Kadang-kadang masalah kecil bisa menjadi besar sehingga timbul rasa dengki dan
dendam yang berkepanjangan. Oleh sebab itu, setiap orang yang ingin mendapat
ridha Allah hendaklah selalu berprasangka baik (husnuzon).[3]
Allah SWT menyerukan kepada
orang-orang yang beriman agar menjauhi prasangka, karena prasangka itu termasuk
dosa dan kesombongan.[4]
Allah SWT berfirman dalam Suah
Al-Hujurat ayat 12 :
12. Hai orang-orang yang
beriman, jauhilah kebanyakan purba-sangka (kecurigaan), karena sebagian dari
purba-sangka itu dosa. dan janganlah mencari-cari keburukan orang dan janganlah
menggunjingkan satu sama lain. Adakah seorang diantara kamu yang suka memakan daging saudaranya
yang sudah mati? Maka tentulah kamu merasa jijik kepadanya. dan bertakwalah
kepada Allah. Sesungguhnya Allah Maha Penerima taubat lagi Maha Penyayang.
Dikatakan
dalam suatu riwayat dikemukakan bahwa ayat ini turun berkenaan dengan Salman
Al-Farisi yang bila selesai makan, suka terus dan mendengkur. Pada waktu itu
ada orang yang mempergunjingkan perbuatannya. Maka turunlah ayat ini yang
melarang seseorang untuk mengumpat dan menceritakan keaiban orang lain.[5]
B.
Ghibah dan
Buhtan
1.
Ghibah
حدّ ثنا يحيى بن أيّوب وقتيبة وابن حجر قالوا: حدّثنا أسماعيل عن
العلاء, عن أبيه, عن أبى هريرة أنّ رسول الله صلّى الله عليه وسلّم قال: أتدرون
ماالغيبة؟ قالوا: الله ورسوله أعلم. قال ذكرك أخاك بمايكره. قيل: أفرأيت أن كان فى
أخى ما أقول؟ قال: أن كان فيه ما تقول فقد اغتبته, وأن لم يكن فيه فقد بهته.
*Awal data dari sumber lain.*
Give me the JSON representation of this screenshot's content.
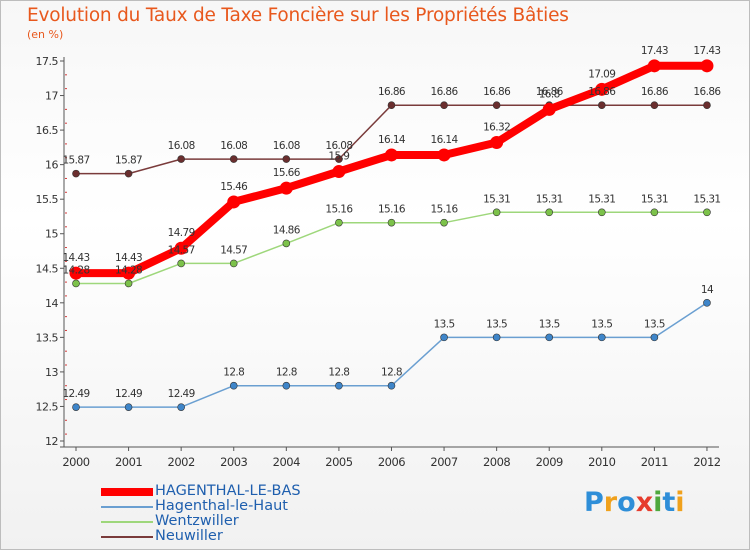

Yahya bin Ayyub, Qutaibah dan ibnu Hujr menceritakan kepada kami,
mereka berkata: Isma’il menceritakan kepada kami dari Al Ala’, dari ayahnya,
dari Abu Hurairah, bahwa Rasulullah SAW bersabda, “Tahukah kalian apa itu
Ghibah (menggunjing)?” Para sahabt menjawab, “Allah dan Rasul-Nya tentu lebih
tau. “Beliau bersabda, “Yaitu penuturanmu terhadap saudaramu tentang sesuatu
yang tidak dia sukai.” Ditanyakan: “Bagaimana pendapat anda jika yang aku
katakan memang benar ada pada saudaraku itu?” Beliau menjawab, “Jika padanya
memang terdapat apa yang engkau sebut-sebut itu, maka sesungguhnya engkau telah
menggunjingnya. Tapi jika itu tidak ada pada dirinya, maka sesungguhnya sengkau
telah menfitnahnya.[6]
Tentang penjelasan hadits di atas
yang dimaksud Ghibah disitu adalah kamu menyebut-nyebut seseorang ketika orang
itu tidak ada, tentang sesuatu yang tidak di sukainya.[7]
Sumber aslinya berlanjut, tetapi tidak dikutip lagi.